Trump and the WHO do not get along but according to the WHO, there is no evidence of a second wave forming.

If I cherry pick from July 6th onward, average daily deaths are roughly 599 a day, rounded up.
To put this in perspective, an average of 7,708 people died in the US each day in 2017: https://www.cdc.gov/nchs/fastats/deaths.htm

Looking at the graph, the rise in case numbers started in mid to late June. We are already more than two weeks beyond that point and there has been no rise in deaths, instead they have continued to fall. Therefore, there is no evidence thus far of a second wave.

As I wrote in another thread, I expect conspiracies about the death numbers being suppressed to start appearing as that will be the only way they might keep this going until the election, yet similar data in the rest of the world will make that hard to argue for.
#15108151
Yes and we need to watch out for the next trick from these Liberal fraudsters: long term illness. Note how they post figures to scare the gullible. Take for example hospitalisations. What percentage of hospitalised people from other conditions feel their state of health is fully back to where it was before the condition,say 4 or 8 weeks after leaving hospital?
#15108168
Rich wrote:Yes and we need to watch out for the next trick from these Liberal fraudsters: long term illness. Note how they post figures to scare the gullible. Take for example hospitalisations. What percentage of hospitalised people from other conditions feel their state of health is fully back to where it was before the condition,say 4 or 8 weeks after leaving hospital?

Yeah, a coronavirus is a common type of flu virus, this one having been significantly worse, but this is the first time in my life that I've heard talk of people supposedly needing lung transplants or developing brain damage years down the road after they've been sick. I'm the kind of guy who absorbs information like a sponge and can spit it out later and you know, obviously people would need to take my word for it but I'm pretty sure I have never heard such a thing about these kinds of diseases before now in my entire life. You either develop problems immediately or you're fine, is how it always was presented to me before.
#15108888
https://www.cdc.gov/nchs/nvss/vsrr/covid19/index.htm

Projected coronavirus deaths have fallen for the 13th week in a row.

Lots of medical companies speaking to congress this week about possible vaccines. One of the most promising ones appears to be Astrazeneca-Oxford (the university in the UK).
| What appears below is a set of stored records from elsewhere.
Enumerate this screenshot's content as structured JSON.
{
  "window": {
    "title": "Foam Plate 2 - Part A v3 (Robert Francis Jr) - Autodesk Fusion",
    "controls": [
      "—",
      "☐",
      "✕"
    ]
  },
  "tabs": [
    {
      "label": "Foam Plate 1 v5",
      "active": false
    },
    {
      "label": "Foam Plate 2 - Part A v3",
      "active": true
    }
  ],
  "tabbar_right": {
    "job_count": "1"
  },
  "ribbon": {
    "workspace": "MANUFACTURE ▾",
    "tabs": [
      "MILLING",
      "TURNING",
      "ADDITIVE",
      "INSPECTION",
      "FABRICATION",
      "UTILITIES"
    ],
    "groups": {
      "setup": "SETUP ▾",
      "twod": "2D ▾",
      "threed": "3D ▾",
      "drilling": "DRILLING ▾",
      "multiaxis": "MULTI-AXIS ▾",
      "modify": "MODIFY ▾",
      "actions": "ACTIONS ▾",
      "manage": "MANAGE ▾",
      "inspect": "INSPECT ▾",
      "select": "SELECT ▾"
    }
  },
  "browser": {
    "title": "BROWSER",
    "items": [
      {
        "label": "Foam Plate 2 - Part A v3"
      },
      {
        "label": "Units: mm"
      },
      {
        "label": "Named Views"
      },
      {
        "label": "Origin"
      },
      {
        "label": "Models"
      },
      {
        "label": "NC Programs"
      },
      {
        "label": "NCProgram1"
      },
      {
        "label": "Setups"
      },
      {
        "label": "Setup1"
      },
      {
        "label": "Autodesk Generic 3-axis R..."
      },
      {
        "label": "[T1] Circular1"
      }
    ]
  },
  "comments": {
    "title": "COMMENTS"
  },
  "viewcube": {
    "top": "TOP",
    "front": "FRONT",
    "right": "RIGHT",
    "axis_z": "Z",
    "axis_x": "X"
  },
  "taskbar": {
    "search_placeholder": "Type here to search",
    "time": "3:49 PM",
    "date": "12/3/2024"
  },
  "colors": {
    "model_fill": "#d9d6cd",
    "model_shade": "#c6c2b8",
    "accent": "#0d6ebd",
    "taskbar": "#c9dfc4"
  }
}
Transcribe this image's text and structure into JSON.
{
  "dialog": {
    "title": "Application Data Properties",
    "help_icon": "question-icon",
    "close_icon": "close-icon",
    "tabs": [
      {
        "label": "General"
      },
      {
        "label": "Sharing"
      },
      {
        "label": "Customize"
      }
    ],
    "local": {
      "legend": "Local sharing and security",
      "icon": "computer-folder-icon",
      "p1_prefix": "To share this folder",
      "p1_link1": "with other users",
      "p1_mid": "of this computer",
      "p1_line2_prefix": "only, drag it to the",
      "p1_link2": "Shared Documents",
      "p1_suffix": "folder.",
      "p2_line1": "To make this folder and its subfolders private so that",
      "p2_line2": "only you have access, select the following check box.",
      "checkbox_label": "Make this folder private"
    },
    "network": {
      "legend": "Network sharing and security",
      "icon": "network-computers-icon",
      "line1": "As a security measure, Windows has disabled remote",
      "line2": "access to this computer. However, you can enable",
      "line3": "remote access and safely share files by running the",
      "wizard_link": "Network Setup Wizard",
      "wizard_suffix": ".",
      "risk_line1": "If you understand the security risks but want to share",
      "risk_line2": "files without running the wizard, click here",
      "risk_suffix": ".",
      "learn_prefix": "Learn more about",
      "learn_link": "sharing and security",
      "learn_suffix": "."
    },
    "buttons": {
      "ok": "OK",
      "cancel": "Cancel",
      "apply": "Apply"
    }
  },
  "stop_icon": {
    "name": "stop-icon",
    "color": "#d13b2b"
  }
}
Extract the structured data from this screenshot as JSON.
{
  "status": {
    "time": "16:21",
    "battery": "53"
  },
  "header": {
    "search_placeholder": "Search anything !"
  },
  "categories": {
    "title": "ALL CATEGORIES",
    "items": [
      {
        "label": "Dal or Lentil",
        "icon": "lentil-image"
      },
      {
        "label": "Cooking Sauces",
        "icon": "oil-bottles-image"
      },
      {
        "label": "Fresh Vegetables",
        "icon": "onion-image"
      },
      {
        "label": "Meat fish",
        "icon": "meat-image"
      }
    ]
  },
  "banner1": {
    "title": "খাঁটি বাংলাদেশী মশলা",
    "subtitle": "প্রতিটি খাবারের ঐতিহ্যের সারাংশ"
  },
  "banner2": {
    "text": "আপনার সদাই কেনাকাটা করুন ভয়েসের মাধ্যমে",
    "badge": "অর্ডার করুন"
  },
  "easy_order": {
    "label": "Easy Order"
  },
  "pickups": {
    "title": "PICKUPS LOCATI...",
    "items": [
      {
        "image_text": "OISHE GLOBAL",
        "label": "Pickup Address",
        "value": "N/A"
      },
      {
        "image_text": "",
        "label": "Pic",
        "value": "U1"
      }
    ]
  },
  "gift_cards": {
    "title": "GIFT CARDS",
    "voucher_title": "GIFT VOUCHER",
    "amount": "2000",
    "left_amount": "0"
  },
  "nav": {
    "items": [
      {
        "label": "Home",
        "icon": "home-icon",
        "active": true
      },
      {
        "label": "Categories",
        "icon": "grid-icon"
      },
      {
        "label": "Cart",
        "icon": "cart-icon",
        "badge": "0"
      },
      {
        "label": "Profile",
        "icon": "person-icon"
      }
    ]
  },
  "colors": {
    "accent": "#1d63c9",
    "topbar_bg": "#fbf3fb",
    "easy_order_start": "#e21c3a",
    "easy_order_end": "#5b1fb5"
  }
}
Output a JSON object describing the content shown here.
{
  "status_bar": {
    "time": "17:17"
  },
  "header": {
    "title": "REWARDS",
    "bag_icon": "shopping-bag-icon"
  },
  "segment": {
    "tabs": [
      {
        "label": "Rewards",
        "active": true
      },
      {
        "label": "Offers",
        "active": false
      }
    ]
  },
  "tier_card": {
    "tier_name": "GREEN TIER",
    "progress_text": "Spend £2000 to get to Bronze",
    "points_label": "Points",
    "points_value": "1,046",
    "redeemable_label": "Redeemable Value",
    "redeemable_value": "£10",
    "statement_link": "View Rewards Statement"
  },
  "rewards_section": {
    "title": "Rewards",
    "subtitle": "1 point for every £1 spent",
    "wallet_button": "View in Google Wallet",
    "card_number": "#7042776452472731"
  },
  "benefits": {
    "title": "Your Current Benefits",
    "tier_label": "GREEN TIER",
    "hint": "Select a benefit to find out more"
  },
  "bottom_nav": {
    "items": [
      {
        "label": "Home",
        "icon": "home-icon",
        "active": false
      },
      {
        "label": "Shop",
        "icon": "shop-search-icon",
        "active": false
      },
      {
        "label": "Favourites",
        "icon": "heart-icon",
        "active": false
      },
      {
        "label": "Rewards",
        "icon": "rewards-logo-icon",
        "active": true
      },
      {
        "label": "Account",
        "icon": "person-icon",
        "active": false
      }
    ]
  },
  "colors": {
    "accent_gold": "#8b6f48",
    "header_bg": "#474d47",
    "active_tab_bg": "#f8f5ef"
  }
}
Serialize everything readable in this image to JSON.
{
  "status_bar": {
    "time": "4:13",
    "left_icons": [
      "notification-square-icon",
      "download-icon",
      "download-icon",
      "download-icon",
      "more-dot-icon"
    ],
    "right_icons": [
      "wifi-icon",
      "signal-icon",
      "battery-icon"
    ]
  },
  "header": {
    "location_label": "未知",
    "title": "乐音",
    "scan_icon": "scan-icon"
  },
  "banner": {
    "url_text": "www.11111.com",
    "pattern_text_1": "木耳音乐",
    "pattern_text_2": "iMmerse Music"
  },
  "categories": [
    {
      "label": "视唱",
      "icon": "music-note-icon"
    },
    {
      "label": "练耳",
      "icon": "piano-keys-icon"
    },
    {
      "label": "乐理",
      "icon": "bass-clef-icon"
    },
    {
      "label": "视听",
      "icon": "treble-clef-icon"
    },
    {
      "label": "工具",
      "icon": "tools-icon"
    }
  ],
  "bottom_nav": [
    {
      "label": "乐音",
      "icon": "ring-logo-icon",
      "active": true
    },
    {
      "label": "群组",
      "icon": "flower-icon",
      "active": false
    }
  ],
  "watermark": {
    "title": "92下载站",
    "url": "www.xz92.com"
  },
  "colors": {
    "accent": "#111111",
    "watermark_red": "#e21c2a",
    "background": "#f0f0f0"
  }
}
They claim that they may have a vaccine available by September, which would probably kill interest in a second/third wave next fall.
#15108896
Wulfschilde wrote:Yeah, a coronavirus is a common type of flu virus, this one having been significantly worse, but this is the first time in my life that I've heard talk of people supposedly needing lung transplants or developing brain damage years down the road after they've been sick. I'm the kind of guy who absorbs information like a sponge and can spit it out later and you know, obviously people would need to take my word for it but I'm pretty sure I have never heard such a thing about these kinds of diseases before now in my entire life. You either develop problems immediately or you're fine, is how it always was presented to me before.

Maybe that is because Dr. Fauci wasn't making stuff up about the common flu virus as he went along to impress the news media.
#15108900
Wulfschilde wrote:https://www.cdc.gov/nchs/nvss/vsrr/covid19/index.htm

Projected coronavirus deaths have fallen for the 13th week in a row.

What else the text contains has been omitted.